Figure 7a shows the wind farm subjected to MCS probabilistic assessment, displaying the average power output for every single turbine. MWT 7 possesses an average power end product of 1.030 MW and an annual full load hours (FLH) totaling 3601.71 h. This research investigates the handling of uncertainty related to RE through quasi-dynamic simulation, which is capable of projecting power probabilities over prolonged durations. It also exemplifies the grid’s dependability and stability, supporting efficient planning for the integration of renewable energy into the network.
This research is of paramount importance, as the global focus progressively shifts toward RE and the reduction in coal consumption due to its adverse impacts. The second section conducts a probabilistic evaluation employing the QMCS methodology, assessing the tariff across one year. This approach assesses probabilistic data inputs and produces stochastic results, from which statistical quantities like standard deviations and mean values can be obtained.
Figure 7b represents the wind farm subjected to a probabilistic study, displaying the average power output for each wind turbine. MWT 7 possesses an average power output of 1.03 MW and a yearly full load hours (FLH) of 3601.71 h.
Table 3 describes the techniques used for analyzing the wind farm, known as probabilistic assessment, in determining the losses, profitability, and energy production.

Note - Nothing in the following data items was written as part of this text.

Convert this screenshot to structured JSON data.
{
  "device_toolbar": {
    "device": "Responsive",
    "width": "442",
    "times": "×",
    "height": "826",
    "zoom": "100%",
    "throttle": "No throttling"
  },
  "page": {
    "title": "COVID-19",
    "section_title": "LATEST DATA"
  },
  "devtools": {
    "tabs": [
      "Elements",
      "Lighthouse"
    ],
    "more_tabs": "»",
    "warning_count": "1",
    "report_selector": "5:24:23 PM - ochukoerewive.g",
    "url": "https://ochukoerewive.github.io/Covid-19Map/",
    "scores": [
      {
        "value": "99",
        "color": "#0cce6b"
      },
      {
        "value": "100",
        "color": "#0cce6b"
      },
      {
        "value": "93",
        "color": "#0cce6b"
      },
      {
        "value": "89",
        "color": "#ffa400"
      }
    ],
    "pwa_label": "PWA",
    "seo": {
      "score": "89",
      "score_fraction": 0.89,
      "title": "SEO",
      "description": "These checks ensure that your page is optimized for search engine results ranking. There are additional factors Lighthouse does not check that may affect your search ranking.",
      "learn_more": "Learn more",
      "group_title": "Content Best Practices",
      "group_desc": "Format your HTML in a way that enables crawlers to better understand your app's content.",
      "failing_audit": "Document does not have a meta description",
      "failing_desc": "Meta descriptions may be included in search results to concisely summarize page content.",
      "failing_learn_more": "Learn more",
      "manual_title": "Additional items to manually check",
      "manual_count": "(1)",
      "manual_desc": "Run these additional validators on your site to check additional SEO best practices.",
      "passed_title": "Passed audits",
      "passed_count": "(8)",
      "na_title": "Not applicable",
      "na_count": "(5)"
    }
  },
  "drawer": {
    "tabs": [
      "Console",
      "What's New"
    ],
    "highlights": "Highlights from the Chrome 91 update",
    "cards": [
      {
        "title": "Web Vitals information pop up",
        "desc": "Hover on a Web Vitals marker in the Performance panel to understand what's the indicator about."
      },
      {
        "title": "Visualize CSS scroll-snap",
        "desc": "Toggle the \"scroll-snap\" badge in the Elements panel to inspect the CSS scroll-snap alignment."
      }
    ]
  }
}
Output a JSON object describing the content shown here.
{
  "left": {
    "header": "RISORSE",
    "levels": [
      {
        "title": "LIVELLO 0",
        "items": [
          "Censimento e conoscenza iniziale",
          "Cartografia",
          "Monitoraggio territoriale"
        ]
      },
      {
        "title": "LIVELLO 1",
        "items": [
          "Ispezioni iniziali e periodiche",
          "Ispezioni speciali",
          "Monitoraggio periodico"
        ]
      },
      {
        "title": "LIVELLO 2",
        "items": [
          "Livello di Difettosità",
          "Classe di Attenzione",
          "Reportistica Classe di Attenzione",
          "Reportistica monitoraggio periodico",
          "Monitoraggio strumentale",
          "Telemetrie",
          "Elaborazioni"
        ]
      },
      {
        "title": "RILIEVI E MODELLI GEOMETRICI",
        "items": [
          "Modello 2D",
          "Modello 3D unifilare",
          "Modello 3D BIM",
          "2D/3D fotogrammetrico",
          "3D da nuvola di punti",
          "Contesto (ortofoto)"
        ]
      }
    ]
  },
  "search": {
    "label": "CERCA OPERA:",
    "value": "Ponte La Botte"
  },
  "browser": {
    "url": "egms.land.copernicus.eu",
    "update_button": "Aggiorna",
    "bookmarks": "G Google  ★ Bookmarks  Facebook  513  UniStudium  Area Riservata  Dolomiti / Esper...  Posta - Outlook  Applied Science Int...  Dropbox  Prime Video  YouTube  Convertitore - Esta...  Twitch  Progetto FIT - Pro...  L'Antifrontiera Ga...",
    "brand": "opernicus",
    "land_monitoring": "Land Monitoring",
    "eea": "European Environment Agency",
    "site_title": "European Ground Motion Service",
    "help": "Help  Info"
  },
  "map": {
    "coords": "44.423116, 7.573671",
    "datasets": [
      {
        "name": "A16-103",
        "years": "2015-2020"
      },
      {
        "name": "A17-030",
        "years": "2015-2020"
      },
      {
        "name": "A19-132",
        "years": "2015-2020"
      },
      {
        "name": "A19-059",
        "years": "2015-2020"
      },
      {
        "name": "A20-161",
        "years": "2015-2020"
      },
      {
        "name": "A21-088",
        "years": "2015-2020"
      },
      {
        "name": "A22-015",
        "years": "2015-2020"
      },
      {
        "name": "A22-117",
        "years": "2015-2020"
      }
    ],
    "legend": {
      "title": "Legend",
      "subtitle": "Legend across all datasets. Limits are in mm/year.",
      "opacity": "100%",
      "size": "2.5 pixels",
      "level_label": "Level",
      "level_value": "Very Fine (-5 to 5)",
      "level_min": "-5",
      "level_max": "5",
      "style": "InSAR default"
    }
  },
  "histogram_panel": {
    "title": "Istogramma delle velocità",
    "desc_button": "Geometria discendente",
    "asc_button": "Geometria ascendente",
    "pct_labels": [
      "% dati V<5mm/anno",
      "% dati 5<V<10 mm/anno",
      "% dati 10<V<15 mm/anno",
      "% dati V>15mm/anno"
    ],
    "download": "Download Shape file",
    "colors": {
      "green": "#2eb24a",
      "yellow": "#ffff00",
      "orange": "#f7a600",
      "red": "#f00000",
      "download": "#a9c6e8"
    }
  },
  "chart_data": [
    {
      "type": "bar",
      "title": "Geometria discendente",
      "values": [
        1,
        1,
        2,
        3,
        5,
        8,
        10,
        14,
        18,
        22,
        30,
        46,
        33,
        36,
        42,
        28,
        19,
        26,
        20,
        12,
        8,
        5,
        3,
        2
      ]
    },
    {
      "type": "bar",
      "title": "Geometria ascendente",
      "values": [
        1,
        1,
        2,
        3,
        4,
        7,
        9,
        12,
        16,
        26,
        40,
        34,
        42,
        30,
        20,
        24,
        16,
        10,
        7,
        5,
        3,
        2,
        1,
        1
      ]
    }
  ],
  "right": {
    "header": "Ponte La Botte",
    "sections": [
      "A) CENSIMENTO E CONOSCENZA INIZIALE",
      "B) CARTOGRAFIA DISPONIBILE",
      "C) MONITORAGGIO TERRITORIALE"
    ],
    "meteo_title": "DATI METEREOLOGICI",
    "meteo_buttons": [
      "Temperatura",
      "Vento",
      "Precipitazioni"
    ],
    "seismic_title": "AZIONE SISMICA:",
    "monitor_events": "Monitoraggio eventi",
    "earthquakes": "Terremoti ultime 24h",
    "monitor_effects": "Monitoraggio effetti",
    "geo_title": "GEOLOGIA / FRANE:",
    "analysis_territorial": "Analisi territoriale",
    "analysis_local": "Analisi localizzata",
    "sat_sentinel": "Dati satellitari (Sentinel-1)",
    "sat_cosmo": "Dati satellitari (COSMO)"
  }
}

A technology known as the Boundary Tool was originally employed to separate the power park from the broader network, facilitating an assessment of the potential power transmission from the wind farm to the whole system. The tables show that the average power across the year is nearly comparable. Furthermore, the probabilistic evaluation demonstrates that the average power production of each turbine maintains network reliability and electrical capability.